Index: b/kernel/jrcu.c
===================================================================
--- a/kernel/jrcu.c
+++ b/kernel/jrcu.c
@@ -139,9 +139,9 @@ int rcu_hz_delta_us = RCU_HZ_DELTA_US;

int rcu_scheduler_active __read_mostly;
int rcu_nmi_seen __read_mostly;
-static u64 rcu_timestamp;

-int rcu_wdog = 30; /* rcu watchdog interval, in seconds */
+static int rcu_wdog_ctr; /* time since last end-of-batch, in usecs */
+static int rcu_wdog_lim = 10 * USEC_PER_SEC; /* rcu watchdog interval */

/*
* Return our CPU id or zero if we are too early in the boot process to
@@ -299,7 +299,6 @@ static void __rcu_delimit_batches(struct
struct rcu_data *rd;
struct rcu_list *plist;
int cpu, eob, prev;
- u64 rcu_now;

/* If an NMI occured then the previous batch may not yet be
* quiescent.
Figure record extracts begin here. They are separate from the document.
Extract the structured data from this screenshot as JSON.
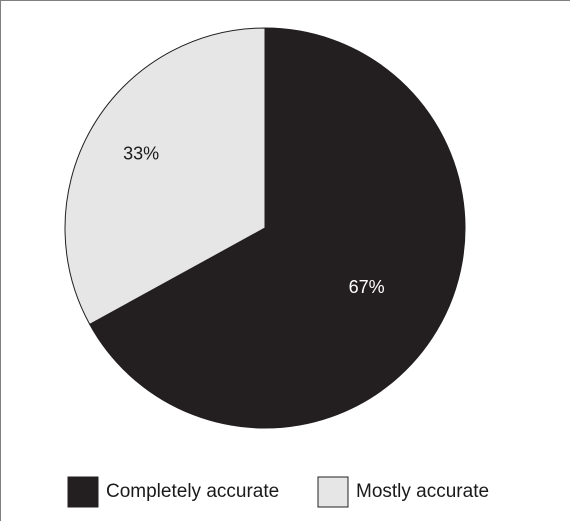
{
  "chart_data": {
    "type": "pie",
    "title": "",
    "categories": [
      "Completely accurate",
      "Mostly accurate"
    ],
    "values": [
      67,
      33
    ],
    "data_labels": [
      "67%",
      "33%"
    ],
    "colors": [
      "#231f20",
      "#e6e6e6"
    ],
    "label_colors": [
      "#ffffff",
      "#1a1a1a"
    ],
    "start_angle_deg": 0,
    "direction": "clockwise",
    "legend": {
      "position": "bottom",
      "entries": [
        "Completely accurate",
        "Mostly accurate"
      ]
    }
  }
}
Let's wait till it is.
@@ -325,34 +324,24 @@ static void __rcu_delimit_batches(struct
}
}

- /*
- * Force end-of-batch if too much time (n seconds) has
- * gone by.
- */
- rcu_now = sched_clock();
rcu_stats.nlast++;

- if (!eob && !rcu_timestamp
- && ((rcu_now - rcu_timestamp) > (s64)rcu_wdog * NSEC_PER_SEC)) {
- rcu_stats.nforced++;
- for_each_online_cpu(cpu) {
- if (rcu_data[cpu].wait)
- force_cpu_resched(cpu);
- }
- rcu_timestamp = rcu_now;
- }
- /*
- * Just return if the current batch has not yet
- * ended.
- */
-
- if (!eob)
- return;
-
/*
- * Batch has ended. First, restart watchdog.
+ * Exit if batch has not ended. But first, tickle all non-cooperating
+ * CPUs if enough time has passed.
*/
- rcu_timestamp = rcu_now;
+ if (eob == 0) {
+ if (rcu_wdog_ctr >= rcu_wdog_lim) {
+ rcu_wdog_ctr = 0;
+ rcu_stats.nforced++;
+ for_each_online_cpu(cpu) {
+ if (rcu_data[cpu].wait)
+ force_cpu_resched(cpu);
+ }
+ }
+ rcu_wdog_ctr += rcu_hz_period_us;
+ return eob;
+ }

/*
* End the current RCU batch and start a new one.
@@ -391,8 +380,10 @@ static void __rcu_delimit_batches(struct
* counter until the results of that xchg are visible on other cpus.
*/
xchg(&rcu_which, prev); /* only place where rcu_which is written to */
+
rcu_stats.nbatches++;
rcu_stats.nlast = 0;
+ rcu_wdog_ctr = 0;
}

static void rcu_delimit_batches(void)
@@ -580,14 +571,14 @@ late_initcall(jrcud_start);

static int rcu_debugfs_show(struct seq_file *m, void *unused)
{
- int cpu, q, msecs;
-
- raw_local_irq_disable();
- msecs = div_s64(sched_clock() - rcu_timestamp, NSEC_PER_MSEC);
- raw_local_irq_enable();
+ int cpu, q;

seq_printf(m, "%14u: hz\n", rcu_hz);
- seq_printf(m, "%14u: watchdog (secs)\n", rcu_wdog);
+
+ seq_printf(m, "%14u: watchdog (secs)\n", rcu_wdog_lim / (int)USEC_PER_SEC);
+ seq_printf(m, "%14d: #secs left on watchdog\n",
+ (rcu_wdog_lim - rcu_wdog_ctr) / (int)USEC_PER_SEC);
+
#ifdef CONFIG_JRCU_DAEMON
if (rcu_daemon)
seq_printf(m, "%14u: daemon priority\n", rcu_priority);
@@ -604,8 +595,6 @@ static int rcu_debugfs_show(struct seq_f
rcu_stats.npasses - rcu_stats.nbatches);
seq_printf(m, "%14u: #passes since last end-of-batch\n",
rcu_stats.nlast);
- seq_printf(m, "%14u: #msecs since last end-of-batch\n",
- msecs);
seq_printf(m, "%14u: #passes forced (0 is best)\n",
rcu_stats.nforced);

@@ -698,7 +687,7 @@ static ssize_t rcu_debugfs_write(struct
sscanf(&token[5], "%d", &wdog);
if (wdog < 3 || wdog > 1000)
return -EINVAL;
- rcu_wdog = wdog;
+ rcu_wdog_lim = wdog * USEC_PER_SEC;
} else
return -EINVAL;